L’histoire commence en 1958 quand des recherches sont menées pour assister l’humain dans la composition musicale. Hiller et Isaacson travaillent alors sur l’un des premiers ordinateurs : ILLIAC. Leur programme générait des notes aléatoirement. Les enchaînements de notes étaient ensuite testés au moyen de règles d’harmonies classiques. Seules les notes satisfaisant les règles étaient conservées. Une œuvre a été composée grâce à ce programme, et jouée par des musiciens : Illiac suite. Cette pièce en quatre mouvements a été reçue avec beaucoup d’intérêt par les musiciens contemporains qui commençaient à s’intéresser aux musiques électroniques, sonnant le début d’un demi-siècle de recherche sur les IA et la musique.
Durant un certain temps, tous les algorithmes fonctionnaient grâce à des règles fixées par l’Homme. Cependant, c’est la musique qui pose ses règles et non l’inverse.
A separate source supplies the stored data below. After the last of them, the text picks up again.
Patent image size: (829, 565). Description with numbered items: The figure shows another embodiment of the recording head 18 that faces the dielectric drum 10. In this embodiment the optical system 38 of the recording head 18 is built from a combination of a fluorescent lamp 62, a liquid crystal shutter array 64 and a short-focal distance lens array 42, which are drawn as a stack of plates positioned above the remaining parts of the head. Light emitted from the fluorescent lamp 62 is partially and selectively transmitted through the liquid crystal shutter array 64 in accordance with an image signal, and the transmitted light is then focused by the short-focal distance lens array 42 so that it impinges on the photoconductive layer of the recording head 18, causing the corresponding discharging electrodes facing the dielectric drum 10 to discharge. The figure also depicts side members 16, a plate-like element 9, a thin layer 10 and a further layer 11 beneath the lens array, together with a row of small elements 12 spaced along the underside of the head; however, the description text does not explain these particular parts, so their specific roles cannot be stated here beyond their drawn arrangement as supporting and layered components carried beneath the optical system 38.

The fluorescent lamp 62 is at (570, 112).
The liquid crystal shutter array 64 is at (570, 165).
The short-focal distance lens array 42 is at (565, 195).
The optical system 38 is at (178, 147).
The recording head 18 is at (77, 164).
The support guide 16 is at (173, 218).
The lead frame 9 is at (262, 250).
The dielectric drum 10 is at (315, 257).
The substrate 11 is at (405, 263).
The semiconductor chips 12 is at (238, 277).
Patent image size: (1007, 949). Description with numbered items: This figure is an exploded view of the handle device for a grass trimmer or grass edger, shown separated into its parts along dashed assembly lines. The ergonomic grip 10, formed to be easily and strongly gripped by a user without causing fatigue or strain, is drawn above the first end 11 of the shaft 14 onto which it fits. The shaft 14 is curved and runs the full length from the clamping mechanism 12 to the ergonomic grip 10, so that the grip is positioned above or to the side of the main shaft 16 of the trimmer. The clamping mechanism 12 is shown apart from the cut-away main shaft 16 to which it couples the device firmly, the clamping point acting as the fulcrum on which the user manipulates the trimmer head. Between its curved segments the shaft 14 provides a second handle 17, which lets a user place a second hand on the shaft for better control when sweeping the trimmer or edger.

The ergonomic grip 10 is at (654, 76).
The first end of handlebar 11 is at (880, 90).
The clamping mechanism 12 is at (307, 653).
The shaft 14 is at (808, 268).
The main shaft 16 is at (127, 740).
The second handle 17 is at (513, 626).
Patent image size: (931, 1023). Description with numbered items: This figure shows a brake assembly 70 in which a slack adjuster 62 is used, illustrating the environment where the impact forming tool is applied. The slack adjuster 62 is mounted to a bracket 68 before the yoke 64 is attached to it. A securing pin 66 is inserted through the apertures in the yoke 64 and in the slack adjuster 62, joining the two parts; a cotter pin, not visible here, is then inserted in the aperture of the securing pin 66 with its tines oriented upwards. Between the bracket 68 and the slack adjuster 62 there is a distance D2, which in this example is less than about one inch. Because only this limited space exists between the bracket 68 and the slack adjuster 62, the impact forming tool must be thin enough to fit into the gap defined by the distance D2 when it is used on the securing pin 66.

C’est pourquoi depuis les années 1990 les recherches se sont quasiment toutes focalisées sur la capacité de l’ordinateur à définir des règles en écoutant toutes sortes de musiques : c’est ce qu’on appelle le machine learning.
Le travail de David Cope sur le projet EMI en est un parfait exemple. Son programme fonctionne en cherchant des patterns récurrents dans le travail d’un même compositeur. Ces patterns servent ensuite à l’ordinateur pour composer une œuvre semblable à celle du compositeur. Le résultat, bien qu’imparfait, est une avancée majeure dans ce domaine et la « patte » de certains artistes peut être reconnue. (cf. Computer Composed Music de David Cope).
Outre l’aspect innovant et purement scientifique de cette question de recherche, les enjeux culturels inhérents à ce sujet sont capitaux. Plus les IA deviendront autonomes et efficaces, moins le travail de l’artiste sera valorisé.
L’art ne serait-il plus le propre de l’Homme ? Un robot peut-il faire de l’art ? Peut-il y avoir de l’art sans intention artistique ? Peut-on considérer l’ingénieur à l’origine du programme comme l’artiste ?
D’un autre côté, pourquoi freiner la création, qu’elle soit humaine ou non ? Cela représente aussi un défi pour les musiciens, qui ne doivent pas se laisser surpasser par les IA et rester créatifs pour avoir une longueur d’avance.